It must be a rule that FOX is only allowed to release one good show every year. In 2001 we had 24, 2002 brought us American Idol, 2003 Arrested Development, then in 2004 we were graced with House and last year was Prison Break. This year, well, we’re still waiting.
Any new series is going to have a hard time finding its audience and becoming a hit, but as of late it seems like FOX hasn’t really been trying too had. It’s almost like this year they decided to just buy the cheapest shows they could find, knowing that all they have to do is make it to playoff baseball, and then to January. Once American Idol starts back up the network is on “coast” until the end of the season. So what’s the motivation to produce a narrative hit?
Last night FOX released its two new comedies.

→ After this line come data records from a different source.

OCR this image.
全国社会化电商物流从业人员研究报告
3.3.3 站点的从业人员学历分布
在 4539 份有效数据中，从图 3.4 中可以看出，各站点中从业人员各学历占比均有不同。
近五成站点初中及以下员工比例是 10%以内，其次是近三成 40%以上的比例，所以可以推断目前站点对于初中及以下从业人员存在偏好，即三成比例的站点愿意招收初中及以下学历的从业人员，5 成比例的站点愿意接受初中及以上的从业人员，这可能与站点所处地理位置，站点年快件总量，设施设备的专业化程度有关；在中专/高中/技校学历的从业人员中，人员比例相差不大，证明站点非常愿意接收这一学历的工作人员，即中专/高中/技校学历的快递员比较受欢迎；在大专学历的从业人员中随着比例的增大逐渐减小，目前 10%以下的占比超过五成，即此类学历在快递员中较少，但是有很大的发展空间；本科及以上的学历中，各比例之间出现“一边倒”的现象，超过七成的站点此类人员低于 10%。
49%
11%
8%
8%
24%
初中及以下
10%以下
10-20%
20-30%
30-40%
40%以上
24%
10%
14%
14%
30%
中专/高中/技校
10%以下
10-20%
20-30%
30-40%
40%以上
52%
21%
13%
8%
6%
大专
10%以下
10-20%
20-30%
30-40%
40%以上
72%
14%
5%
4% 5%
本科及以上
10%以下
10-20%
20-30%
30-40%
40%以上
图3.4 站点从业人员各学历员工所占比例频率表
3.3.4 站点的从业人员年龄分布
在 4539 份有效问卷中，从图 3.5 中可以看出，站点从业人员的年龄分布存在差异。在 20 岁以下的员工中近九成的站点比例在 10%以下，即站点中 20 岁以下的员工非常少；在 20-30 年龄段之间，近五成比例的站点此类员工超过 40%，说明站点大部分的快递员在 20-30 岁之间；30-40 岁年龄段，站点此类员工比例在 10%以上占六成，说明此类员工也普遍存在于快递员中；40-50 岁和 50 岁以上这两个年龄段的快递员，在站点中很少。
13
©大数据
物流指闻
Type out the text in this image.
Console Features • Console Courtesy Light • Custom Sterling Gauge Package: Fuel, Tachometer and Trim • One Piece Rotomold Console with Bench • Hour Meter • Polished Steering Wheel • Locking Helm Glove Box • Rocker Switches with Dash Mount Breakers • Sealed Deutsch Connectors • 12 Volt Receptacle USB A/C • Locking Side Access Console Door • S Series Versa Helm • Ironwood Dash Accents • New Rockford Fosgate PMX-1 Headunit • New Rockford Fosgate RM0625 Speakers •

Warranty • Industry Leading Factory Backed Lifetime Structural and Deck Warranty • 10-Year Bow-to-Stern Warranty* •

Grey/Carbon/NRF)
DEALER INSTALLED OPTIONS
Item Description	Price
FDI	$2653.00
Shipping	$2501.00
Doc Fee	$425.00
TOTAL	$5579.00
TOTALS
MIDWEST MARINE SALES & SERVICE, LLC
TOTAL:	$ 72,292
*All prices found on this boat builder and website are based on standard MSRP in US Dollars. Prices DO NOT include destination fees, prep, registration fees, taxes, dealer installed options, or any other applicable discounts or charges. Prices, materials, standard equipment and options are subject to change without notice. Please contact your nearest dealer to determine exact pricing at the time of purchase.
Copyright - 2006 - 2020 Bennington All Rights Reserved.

The first, ‘Til Death, started out with a clever enough opening: footage of little kids talking about who they want to marry. Think When Harry Met Sally only with kids instead of the elderly. I thought this was a great way to set-up a series that is suppose to compare an older married couple with a younger one.
But then the episode started. The first thing I noticed was that the show had one of the most fake laugh-tracks ever. In fact, the laugh cues we so awkwardly timed a character would give a set-up, then the laugh would come, and then another character would give the punch-line, and no laugh would come. Were they drunk when they put this thing together? The real problem is that ‘Til Death is a single-camera show, written like a three-camera show, only, you know, without jokes.
This is suppose to be Brad Garrett’s big break-out role, finally out from the shadow that is Ray Romano, but forcing myself to make it through the entire 22-minutes of ‘Til Death, all I could think was this guy totally should have pushed for the spin-off series.
Following the unfunny ‘Til Death was the equally unfunny– though trying a bit harder– Happy Hour, about a group of young, cool, friends who live in an apartment. It is an idea that has NEVER been done in the history of television. It doesn’t work. The only thing the show has going for it is having Andy Ackerman (who has directed most of the good episodes from most of the good sit-comes over the past 15 years) listed as Executive Producer. One credit can’t save a series (remember The Michael Richards Show?).
Happy Hour is a lot like the movie Swingers if you got rid of the good acting, writing, and, of course, the jokes. I don’t know where the show’s creators, Jeff and Jackie Filgo, went to school, but the whole thing has the stink of the modern “Harvard Lampoon school of sit-com mass production.”
FOX, while having a sordid history with finding successful shows, also has had a decent history of getting some of the most creative (and funny) projects on the air (Arrested Development, Undeclared, Andy Richter Controls the Universe), even if they’re short lived. This season, we just haven’t seen them.